同業他社で一定の業界経験のある職員を雇用したものの、採用面接で聞いていた内容と実力が異なる場合や、同僚に対する言動も常識の範囲を超えている場合もあります。
このような場合、「解雇」はできるのでしょうか、、というご相談を受けます。
実際的には、試用期間を設け、試用期間中に労働能力を見極める方法を採用されている事業所様が多いかと思います。試用期間も短すぎては中途採用者の人となりが見えないまま経過してしまう可能性もあります。逆に、意味もなく長すぎると公序良俗違反とされた事案もあります。個人的には入社後、6ヶ月程度が妥当だと思います。
また、試用期間と比べて、試用期間終了後(本採用後)は解雇の有効性についての判断が厳格になります。(解約権留保付労働契約)試用期間中に起こる上記のような言動や態度を、本採用拒否(解雇)事由として就業規則に列挙し、事案が起こった場合は就業規則に基づき注意・指導・懲戒等適切に対応していくことになります。場合によっては、本採用拒否事由に該当したことにより本採用拒否の措置をとることもあります。
本採用拒否については、就業規則に明記した事由に該当したことに加え、合理的かつ相当な理由が必要となります。
中途採用者(特に相当の役職と給料で雇用した場合)を本採用拒否をする際、期待した労働能力と現実とのギャップを分析し、合理的かつ相当な理由があった旨を第三者に証明できるようにしなければなりません。
しかし、事業所が期待する労働能力は事業所ごとに異なり、労働能力と現実のギャップを第三者に証明していくのは非常に困難となります。

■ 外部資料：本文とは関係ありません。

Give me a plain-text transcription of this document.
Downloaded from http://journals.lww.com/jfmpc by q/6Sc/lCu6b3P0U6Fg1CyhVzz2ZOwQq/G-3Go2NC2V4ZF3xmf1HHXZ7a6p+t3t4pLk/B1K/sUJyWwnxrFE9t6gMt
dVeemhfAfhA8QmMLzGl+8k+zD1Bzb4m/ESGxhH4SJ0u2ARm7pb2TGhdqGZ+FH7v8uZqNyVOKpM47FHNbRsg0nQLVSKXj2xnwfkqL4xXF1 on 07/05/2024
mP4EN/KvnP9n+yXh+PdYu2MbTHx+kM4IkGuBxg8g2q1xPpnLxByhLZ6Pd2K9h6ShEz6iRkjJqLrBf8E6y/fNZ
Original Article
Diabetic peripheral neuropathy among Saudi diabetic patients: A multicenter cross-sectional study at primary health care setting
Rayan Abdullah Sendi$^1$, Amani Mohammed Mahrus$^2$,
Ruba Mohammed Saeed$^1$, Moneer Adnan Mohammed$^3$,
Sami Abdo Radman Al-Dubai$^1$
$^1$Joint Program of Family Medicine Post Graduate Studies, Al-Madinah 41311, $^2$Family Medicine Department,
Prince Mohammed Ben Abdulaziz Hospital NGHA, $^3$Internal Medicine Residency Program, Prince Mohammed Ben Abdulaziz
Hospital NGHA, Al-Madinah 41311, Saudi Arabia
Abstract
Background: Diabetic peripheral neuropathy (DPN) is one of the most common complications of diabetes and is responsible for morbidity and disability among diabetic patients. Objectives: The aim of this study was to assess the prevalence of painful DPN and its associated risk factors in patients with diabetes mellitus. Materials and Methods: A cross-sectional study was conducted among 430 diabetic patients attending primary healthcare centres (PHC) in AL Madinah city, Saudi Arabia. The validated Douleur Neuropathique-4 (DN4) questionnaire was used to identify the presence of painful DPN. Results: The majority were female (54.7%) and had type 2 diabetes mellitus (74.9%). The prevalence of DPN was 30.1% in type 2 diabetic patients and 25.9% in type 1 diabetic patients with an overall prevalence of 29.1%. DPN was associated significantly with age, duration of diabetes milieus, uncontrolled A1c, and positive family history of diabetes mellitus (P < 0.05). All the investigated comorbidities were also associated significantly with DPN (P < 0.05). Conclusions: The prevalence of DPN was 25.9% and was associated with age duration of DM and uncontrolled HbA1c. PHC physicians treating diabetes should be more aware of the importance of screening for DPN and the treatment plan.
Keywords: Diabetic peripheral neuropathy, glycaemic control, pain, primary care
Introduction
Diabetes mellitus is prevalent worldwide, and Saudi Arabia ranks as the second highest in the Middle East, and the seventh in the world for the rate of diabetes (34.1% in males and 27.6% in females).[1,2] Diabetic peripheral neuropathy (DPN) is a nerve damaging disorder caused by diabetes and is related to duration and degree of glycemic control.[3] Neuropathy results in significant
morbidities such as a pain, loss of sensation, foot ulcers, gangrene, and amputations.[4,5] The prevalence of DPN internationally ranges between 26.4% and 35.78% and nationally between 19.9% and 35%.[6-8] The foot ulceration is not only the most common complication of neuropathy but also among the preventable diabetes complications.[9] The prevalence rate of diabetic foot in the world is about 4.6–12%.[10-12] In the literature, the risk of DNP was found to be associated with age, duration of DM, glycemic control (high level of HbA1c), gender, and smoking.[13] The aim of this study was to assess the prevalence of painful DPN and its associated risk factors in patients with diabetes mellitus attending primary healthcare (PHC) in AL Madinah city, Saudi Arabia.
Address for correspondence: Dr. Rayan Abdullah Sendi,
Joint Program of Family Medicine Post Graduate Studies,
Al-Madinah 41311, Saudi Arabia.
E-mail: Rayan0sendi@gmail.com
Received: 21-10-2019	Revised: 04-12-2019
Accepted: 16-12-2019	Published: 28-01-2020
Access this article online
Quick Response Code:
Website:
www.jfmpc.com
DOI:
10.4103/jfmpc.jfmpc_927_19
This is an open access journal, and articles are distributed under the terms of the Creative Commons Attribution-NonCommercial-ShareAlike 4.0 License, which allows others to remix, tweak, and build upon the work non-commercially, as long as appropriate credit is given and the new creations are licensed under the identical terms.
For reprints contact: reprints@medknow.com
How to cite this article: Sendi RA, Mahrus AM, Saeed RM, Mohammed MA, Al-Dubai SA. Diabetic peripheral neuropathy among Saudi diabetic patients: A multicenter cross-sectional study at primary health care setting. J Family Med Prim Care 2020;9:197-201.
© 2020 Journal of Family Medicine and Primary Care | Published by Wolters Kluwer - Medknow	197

そこで、労働能力と現実のギャップについて日々記録に残し証明していくよりも、労働能力が欠如してしまう根本的な問題とされる中途採用者の言動や態度などを記録に残していき、第三者に証明していく方法をとります。
例えば、常に高圧的な態度をとっていること、同僚とのコミュニケーションを全くとらないこと、会社の方針、指示に従うよう促すも、その意思がないこと等、労働能力を発揮するための下地がどれだけ欠如していたのかを客観的に証明していくことになります。
最近、サービスの基幹的存在となる、生活相談員、保育士、児童発達支援管理責任者、サービス管理責任者の中途採用を希望される事業所様が増えています。
これを機に、中途採用者の採用後の就業規則の規定や労務管理方法をご確認いただけたらと思います。